Six men had broken into her house and were tearing her cellar apart with sledgehammers. Her breath caught when she heard the telltale click of a gun being cocked. Correction, six armed men had broken into her basement.

“Drop the flashlight,” a large man with short curly red hair said, aiming a gun at her.

The flashlight and the box of fuses hit the floor before the last syllable left his mouth. She even put her hands up without being asked to. She wasn’t a wimp, but she also wasn’t stupid. One woman against six armed men in the middle of nowhere wasn’t exactly hope-inducing.

“Grab her,” he said, gesturing to two large men who didn’t look particularly happy to see her.

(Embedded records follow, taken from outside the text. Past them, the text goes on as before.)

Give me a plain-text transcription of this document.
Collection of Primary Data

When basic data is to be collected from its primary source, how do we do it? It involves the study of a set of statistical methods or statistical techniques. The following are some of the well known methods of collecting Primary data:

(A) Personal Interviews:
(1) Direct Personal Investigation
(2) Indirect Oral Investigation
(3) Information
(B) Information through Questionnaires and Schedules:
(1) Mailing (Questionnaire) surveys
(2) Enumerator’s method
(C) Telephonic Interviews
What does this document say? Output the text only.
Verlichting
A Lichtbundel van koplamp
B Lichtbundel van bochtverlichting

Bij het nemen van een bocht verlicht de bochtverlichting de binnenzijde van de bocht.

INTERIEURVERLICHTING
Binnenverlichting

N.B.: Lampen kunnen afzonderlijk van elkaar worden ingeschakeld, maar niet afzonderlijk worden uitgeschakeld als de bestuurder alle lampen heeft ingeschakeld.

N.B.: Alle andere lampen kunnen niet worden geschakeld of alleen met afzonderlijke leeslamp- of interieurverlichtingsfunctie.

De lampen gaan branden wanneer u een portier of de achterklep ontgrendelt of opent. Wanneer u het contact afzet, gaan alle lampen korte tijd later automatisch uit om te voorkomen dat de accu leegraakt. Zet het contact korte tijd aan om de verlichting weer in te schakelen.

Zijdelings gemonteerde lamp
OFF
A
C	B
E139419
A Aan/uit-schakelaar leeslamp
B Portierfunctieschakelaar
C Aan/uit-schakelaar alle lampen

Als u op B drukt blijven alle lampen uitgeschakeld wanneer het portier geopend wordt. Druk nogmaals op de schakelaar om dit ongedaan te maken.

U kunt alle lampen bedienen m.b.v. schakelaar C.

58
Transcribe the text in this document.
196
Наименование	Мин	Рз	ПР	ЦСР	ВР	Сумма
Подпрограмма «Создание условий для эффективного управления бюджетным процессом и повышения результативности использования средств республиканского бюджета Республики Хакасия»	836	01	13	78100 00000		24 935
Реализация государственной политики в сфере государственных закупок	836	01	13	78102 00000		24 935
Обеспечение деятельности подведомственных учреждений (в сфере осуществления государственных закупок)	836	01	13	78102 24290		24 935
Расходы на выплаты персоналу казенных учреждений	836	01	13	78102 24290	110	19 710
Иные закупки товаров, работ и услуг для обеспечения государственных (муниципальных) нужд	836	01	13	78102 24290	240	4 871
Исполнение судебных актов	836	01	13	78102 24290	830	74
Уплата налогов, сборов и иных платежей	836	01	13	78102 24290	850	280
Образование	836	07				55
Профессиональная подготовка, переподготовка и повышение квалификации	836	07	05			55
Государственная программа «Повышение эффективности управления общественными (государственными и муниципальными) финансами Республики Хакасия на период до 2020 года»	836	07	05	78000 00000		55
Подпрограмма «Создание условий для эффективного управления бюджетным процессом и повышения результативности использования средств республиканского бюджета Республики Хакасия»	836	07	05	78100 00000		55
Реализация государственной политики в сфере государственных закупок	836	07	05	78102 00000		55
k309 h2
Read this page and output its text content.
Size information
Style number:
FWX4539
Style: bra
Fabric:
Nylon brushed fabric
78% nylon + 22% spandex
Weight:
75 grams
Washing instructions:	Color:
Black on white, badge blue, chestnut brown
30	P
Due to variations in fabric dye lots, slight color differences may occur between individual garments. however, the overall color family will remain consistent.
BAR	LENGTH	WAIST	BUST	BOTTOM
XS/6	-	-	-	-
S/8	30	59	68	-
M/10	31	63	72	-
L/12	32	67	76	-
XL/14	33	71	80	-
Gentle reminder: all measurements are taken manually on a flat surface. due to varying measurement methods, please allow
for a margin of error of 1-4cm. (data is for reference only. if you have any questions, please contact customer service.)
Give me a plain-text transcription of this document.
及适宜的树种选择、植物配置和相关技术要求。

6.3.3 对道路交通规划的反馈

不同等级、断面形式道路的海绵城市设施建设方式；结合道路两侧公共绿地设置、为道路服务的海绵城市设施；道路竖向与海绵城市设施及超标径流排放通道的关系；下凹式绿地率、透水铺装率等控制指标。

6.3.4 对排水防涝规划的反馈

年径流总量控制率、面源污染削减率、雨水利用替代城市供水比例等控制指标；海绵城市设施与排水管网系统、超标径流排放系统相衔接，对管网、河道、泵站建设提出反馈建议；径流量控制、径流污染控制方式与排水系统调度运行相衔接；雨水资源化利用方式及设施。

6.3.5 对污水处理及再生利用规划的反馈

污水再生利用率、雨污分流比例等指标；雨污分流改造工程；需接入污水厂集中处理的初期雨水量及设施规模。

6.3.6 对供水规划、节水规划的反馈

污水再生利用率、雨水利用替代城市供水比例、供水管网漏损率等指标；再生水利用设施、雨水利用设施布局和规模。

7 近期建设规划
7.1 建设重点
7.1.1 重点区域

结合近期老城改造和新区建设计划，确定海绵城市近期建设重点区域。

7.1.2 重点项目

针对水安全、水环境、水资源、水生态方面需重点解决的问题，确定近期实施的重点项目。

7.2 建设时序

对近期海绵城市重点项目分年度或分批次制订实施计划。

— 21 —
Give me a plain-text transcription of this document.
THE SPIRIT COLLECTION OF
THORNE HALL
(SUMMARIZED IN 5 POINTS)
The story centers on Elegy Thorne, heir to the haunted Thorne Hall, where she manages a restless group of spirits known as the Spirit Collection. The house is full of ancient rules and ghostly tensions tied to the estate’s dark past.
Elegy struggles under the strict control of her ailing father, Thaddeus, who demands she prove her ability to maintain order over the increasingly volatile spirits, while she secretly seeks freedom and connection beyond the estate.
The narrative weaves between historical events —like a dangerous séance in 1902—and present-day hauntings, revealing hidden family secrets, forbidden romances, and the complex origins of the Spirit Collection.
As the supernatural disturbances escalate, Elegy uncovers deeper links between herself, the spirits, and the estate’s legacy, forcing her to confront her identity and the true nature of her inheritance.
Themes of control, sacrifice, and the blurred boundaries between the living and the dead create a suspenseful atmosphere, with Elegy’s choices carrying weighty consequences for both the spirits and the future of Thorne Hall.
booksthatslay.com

Sam went to take a step back and take her chances when the men grabbed her roughly and dragged her over to the red-headed man.

“We really didn’t need a fucking complication with this,” he grumbled, rubbing the back of his thick neck as he shot her an accusing glare like this was somehow her fault.

Sam licked her lips nervously. “Listen, I don’t know why you’re here tearing apart my storm cellar, but I think there’s been a mistake. You have the wrong house,” she said, using the same calm, reassuring tone she used when she worked in the emergency room.

He looked around the basement and shook his head. “No, this is the right basement,” he said as he gestured to a large flat grey stone just above the small hole in the wall they’d created. Sam looked at the initials carved into the stone and frowned. She’d never noticed them before. He reached over and ran his fingers over the R first and then the T.

He tapped the spot. “I carved my marker the day we finished building this cellar.”

“Um,” she cleared her throat, trying to figure out a way to say this tactfully, “this cellar is over three hundred years old,” she pointed out.

“Three hundred and fifty-four to be exact,” the man said with an amused smile.

Okay...

“What I meant to say is that clearly you didn’t build this cellar. So, you’ve got the wrong house,” Sam rushed to explain when black spots started to dance around her vision. Passing out right now was not a good idea, she told herself, fighting it with everything she had as she looked him over.

He didn’t look a day over thirty and she already knew that her grandmother had never hired anyone to work on the cellar because there had never been a need. So clearly this man had either just carved his initials into the rock before she’d spotted them or he was insane.